Virtually everyone using multiple hubs has an opinion on this topic, and mine is just another "voice in the choir". The important thing is to think first about what you wish to achieve, then map out the topology that fits that design. Having all devices on one hub, and all rule on the other hub could make sense if for example, you use a lot of resource-hungry energy monitoring automations.
I also view that as an all eggs in one basket approach, in this case, you have two; rules and devices. Thinking about a potential failure vector, the loss of either hub basically trashes your entire HA environment. If that's not something you are worried about then there's nothing wrong with this approach. I would prefer to share what I did for my system, and you can decide if it's right for you, rather than tell you what you should do.
When I first went multiple hubs it was to address some (long fixed) reliability issues with Zigbee. This led me to adopt an upstairs/downstairs approach, with one hub in the basement, one on the 2nd floor, and a third hub acting as the server and aggregating those events. I've since added a 4th Hubitat hub into the home on the 1st floor to offload some processing which has helped mitigate the hub slowdowns a bit.
So what I have now is:
- Server Hub, collects devices, runs some automations, presence, and is the entry point for Ecobee.

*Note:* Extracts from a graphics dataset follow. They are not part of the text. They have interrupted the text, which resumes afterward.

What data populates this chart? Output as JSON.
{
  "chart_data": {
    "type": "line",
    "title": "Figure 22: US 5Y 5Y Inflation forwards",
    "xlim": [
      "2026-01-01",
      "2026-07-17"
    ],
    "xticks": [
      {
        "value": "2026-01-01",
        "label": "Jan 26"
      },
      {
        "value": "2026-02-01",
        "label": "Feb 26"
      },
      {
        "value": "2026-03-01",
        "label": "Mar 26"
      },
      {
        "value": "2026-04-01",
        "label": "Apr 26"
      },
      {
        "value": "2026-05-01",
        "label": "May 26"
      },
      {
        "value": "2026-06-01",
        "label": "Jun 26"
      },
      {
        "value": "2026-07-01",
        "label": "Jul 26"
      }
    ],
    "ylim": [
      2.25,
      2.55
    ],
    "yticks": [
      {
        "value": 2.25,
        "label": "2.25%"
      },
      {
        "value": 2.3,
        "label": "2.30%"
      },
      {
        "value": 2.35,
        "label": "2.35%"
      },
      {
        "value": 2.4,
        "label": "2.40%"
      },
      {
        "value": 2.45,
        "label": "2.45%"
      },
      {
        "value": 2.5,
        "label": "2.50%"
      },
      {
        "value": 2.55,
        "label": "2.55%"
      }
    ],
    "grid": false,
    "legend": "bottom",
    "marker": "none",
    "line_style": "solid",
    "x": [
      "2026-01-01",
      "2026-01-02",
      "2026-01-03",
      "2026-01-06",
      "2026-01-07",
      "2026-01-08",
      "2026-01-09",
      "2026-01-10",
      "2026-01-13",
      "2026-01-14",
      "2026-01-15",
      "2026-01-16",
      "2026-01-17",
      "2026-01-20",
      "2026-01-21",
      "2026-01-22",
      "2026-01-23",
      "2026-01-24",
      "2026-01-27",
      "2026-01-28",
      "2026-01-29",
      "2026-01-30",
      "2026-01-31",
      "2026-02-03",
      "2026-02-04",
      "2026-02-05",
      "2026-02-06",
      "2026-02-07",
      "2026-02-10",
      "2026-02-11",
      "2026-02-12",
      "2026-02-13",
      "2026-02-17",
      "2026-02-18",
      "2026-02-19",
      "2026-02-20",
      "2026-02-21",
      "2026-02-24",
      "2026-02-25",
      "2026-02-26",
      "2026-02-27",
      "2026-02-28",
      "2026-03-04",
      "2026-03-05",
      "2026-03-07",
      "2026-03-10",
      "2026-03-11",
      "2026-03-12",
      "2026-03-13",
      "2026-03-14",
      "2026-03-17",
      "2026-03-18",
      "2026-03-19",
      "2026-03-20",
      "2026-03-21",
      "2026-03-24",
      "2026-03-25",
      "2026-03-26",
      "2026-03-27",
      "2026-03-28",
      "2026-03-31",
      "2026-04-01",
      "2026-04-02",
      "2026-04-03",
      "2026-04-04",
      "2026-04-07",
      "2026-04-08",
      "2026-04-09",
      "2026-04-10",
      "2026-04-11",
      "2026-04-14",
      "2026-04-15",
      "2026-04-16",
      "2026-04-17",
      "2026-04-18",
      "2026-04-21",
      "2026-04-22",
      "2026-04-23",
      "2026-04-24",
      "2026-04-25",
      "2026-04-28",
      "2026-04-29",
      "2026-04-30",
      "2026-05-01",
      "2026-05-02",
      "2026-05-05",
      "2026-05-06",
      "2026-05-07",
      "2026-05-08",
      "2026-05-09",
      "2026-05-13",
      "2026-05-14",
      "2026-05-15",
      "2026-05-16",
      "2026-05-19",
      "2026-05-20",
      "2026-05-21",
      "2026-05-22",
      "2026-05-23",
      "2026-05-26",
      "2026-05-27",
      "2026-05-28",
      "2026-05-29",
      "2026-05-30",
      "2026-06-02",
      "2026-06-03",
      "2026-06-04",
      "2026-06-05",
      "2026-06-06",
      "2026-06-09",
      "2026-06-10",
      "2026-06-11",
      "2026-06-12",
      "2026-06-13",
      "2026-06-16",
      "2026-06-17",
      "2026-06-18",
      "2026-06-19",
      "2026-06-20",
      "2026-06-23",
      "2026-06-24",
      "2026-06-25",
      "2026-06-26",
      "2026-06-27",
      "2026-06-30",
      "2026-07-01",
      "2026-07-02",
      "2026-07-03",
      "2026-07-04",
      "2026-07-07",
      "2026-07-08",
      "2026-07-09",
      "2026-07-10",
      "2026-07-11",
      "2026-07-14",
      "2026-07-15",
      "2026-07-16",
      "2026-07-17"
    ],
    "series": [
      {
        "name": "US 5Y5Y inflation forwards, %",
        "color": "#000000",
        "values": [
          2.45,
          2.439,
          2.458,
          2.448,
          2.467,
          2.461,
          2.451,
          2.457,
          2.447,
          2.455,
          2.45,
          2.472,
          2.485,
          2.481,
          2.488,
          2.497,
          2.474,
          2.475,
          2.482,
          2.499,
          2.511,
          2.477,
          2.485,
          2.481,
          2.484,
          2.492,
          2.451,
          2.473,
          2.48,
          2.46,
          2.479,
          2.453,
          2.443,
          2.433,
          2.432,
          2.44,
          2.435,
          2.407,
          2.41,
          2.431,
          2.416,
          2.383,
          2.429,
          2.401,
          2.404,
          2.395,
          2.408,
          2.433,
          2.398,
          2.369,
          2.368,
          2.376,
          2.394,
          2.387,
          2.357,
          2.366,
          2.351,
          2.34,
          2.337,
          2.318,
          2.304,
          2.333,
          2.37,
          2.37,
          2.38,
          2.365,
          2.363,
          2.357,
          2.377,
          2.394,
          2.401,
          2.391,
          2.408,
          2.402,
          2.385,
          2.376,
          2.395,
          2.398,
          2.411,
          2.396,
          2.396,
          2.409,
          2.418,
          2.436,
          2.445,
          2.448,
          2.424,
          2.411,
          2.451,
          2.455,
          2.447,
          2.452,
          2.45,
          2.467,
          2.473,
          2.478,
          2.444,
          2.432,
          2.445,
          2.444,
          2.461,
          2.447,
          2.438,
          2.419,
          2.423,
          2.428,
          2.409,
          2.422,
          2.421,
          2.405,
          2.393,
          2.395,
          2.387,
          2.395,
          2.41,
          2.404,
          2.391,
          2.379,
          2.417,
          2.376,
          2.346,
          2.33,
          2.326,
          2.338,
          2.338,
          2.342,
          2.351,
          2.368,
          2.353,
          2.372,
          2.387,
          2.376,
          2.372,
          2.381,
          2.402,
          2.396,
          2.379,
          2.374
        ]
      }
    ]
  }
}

- Hub 1, 2nd Floor hub has all of the door & window sensors on HSM, which creates a partition. This hub has all motion lighting devices for the 2nd floor so those automations stay as quick as possible.
- Hub 2, Basement. Same as Hub 1, all basement door & window sensors for an HSM partition, all motion lighting devices for quick motion lighting automations.
- Hub 3, 1st Floor. Some 2nd floor Zigbee devices, TP-Link devices, SONOS, Life 360, and a few others.
The server hub hosts all of my dashboards, it's also the host for Hubitat's app presence. It runs mode manager to manage modes based on presence, and hosts all rules that tie in devices located across multiple hubs. This includes all of my exterior lighting automation since those motion devices are Arlo cameras via SmartThings and UniFi cameras via Homebridge.
So what happens when a hub crashes, is upgraded, or rebooted is the impacts on the overall home are mitigated.
For example, when Hub 1 is offline for any reason, we lose motion lighting upstairs, HSM, and the ability to control lamps using buttons that override automation. But the outside lighting automations run, basement motion lighting runs, basement and 1st floor security is active etc.
Or, if I reboot the server hub, I lose dashboards but still have HSM working across the entire house. I lose exterior lighting automations but virtually all other lighting automations are unaffected. My server hub was recently down for a half of a day because the hardware failed. The impact of that was noticeable in that my DW is used to using a tablet dashboard in her craft room, but the home otherwise continued to operate as we expected.
I am sure others will post their own experiences as well. My advice is to study what others are doing and pick those elements which you feel would work best and build on them.